2015 kam erstmals eine solidarische Sammlung für Palästina ins Gespräch durch den französischen Künstler Ernest Pignon-Ernest. Dieser hatte schon Anfang der 1980er-Jahre ein ähnliches Projekt „Kunst gegen Apartheid“ für Südafrika gegründet und sich in anderen politischen Kontexten engagiert, zum Beispiel gegen den Algerienkrieg oder für das Recht auf Schwangerschaftsabbruch. Ernest Pignon-Ernest war es also, der sagte: „Wer solidarisch gegen die Besatzung ist, spendet ein Kunstwerk“.

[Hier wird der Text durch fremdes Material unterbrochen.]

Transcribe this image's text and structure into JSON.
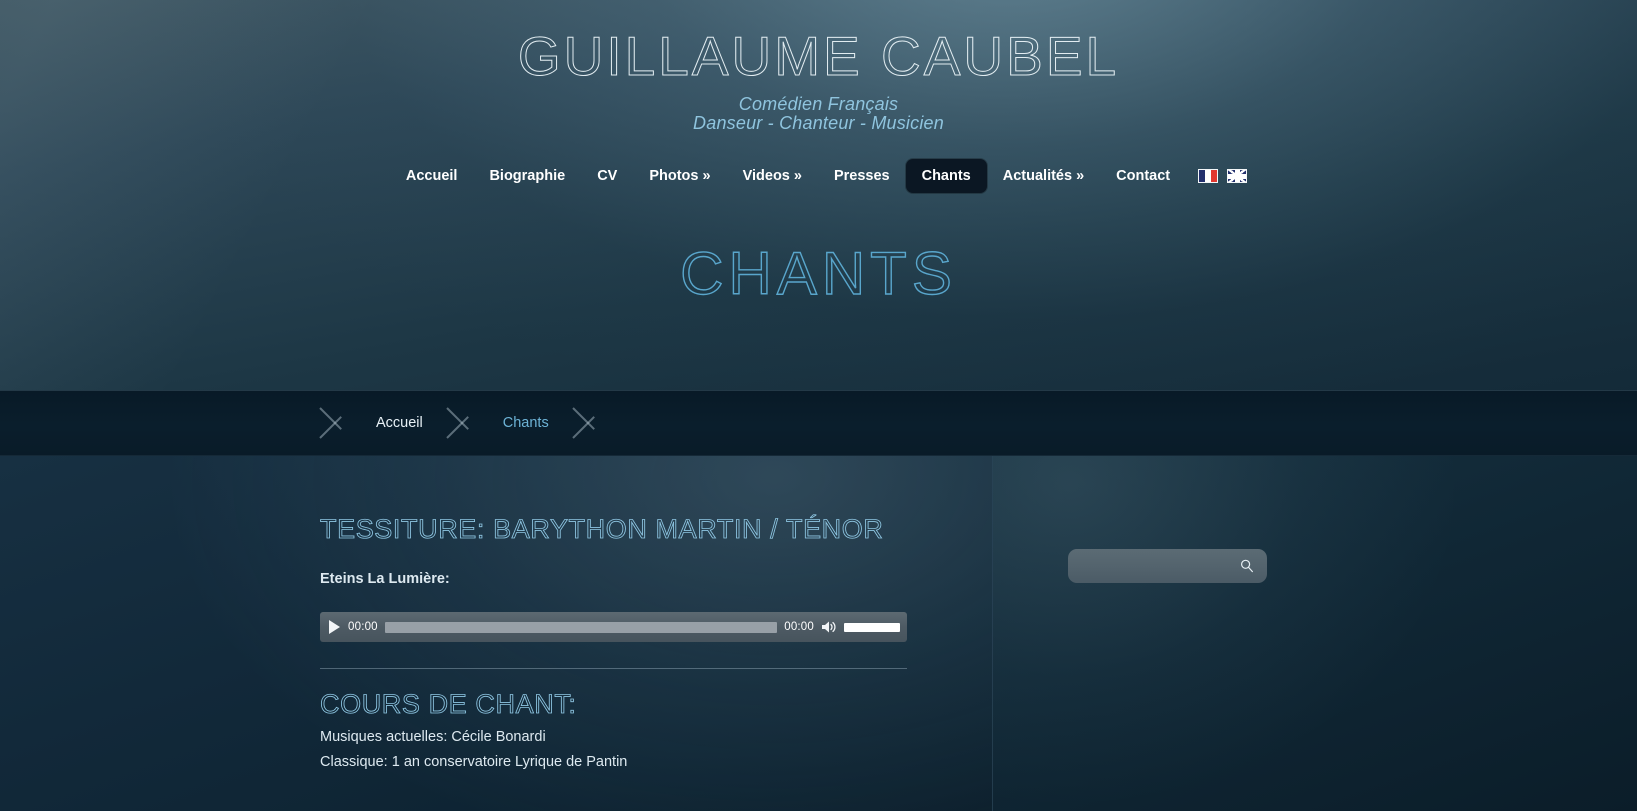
{
  "site": {
    "title": "GUILLAUME CAUBEL",
    "tagline_line1": "Comédien Français",
    "tagline_line2": "Danseur - Chanteur - Musicien"
  },
  "nav": {
    "items": [
      {
        "label": "Accueil",
        "active": false
      },
      {
        "label": "Biographie",
        "active": false
      },
      {
        "label": "CV",
        "active": false
      },
      {
        "label": "Photos »",
        "active": false
      },
      {
        "label": "Videos »",
        "active": false
      },
      {
        "label": "Presses",
        "active": false
      },
      {
        "label": "Chants",
        "active": true
      },
      {
        "label": "Actualités »",
        "active": false
      },
      {
        "label": "Contact",
        "active": false
      }
    ],
    "flags": [
      {
        "name": "flag-fr-icon",
        "title": "Français"
      },
      {
        "name": "flag-uk-icon",
        "title": "English"
      }
    ]
  },
  "page": {
    "title": "CHANTS"
  },
  "breadcrumb": {
    "items": [
      {
        "label": "Accueil",
        "current": false
      },
      {
        "label": "Chants",
        "current": true
      }
    ]
  },
  "main": {
    "heading_tessiture": "TESSITURE: BARYTHON MARTIN / TÉNOR",
    "track_label": "Eteins La Lumière:",
    "player": {
      "current_time": "00:00",
      "duration": "00:00",
      "play_icon": "play-icon",
      "volume_icon": "speaker-icon"
    },
    "heading_cours": "COURS DE CHANT:",
    "paragraphs": [
      "Musiques actuelles: Cécile Bonardi",
      "Classique: 1 an conservatoire Lyrique de Pantin"
    ]
  },
  "sidebar": {
    "search": {
      "value": "",
      "placeholder": "",
      "icon": "search-icon"
    }
  },
  "colors": {
    "accent_blue": "#6db3d6",
    "heading_outline": "#8ec6e2",
    "page_title_outline": "#59a6cc",
    "text_light": "#dde9f0",
    "nav_active_bg": "#0b1723"
  }
}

Um seinem  Aufruf gerecht zu werden, gründete 2016 Jack Lang,  Präsident des Institut du monde arabe und ehemaliger französischer Kulturminister, zusammen mit Elias Sanbar, UNESCO Botschafter Palästinas, den Verein Association d‘Art moderne et contemporain en Palestine (dt.: Verein für moderne und zeitgenössische Kunst Palästinas). Die Aufgabe des Vereins sollte die Gründung des Museums und die öffentliche Zugänglichkeit der Sammlung umfassen. Enerst Pignon-Ernest wurde Koordinator der Sammlung, die im Institut du monde arabe in Paris aufbewahrt wird bis das Musée national d’Art moderne et contemporain de la Palestine über geeignete Räumlichkeiten in Ostjerusalem verfügt, der Hauptstadt Palästinas.

Die erste Ausstellung fand 2017 statt. Die aktuellste „Ce que la Palestine apporte au monde“ endete am 31. Dezember 2023 in Paris, wo die Besucher:innen das Kollektivgemälde des Sahab Museums aus dem Gazastreifen bestaunen konnten.

 

Claire studierte in Berlin, Paris, Montréal und Tel Aviv Sozialwissenschaften mit einem Schwerpunkt in Rechtswissenschaften. Sie recherchierte und arbeitete viel zu Grundrechten in Demokratien und den israelisch-palästinensischen Konflikt.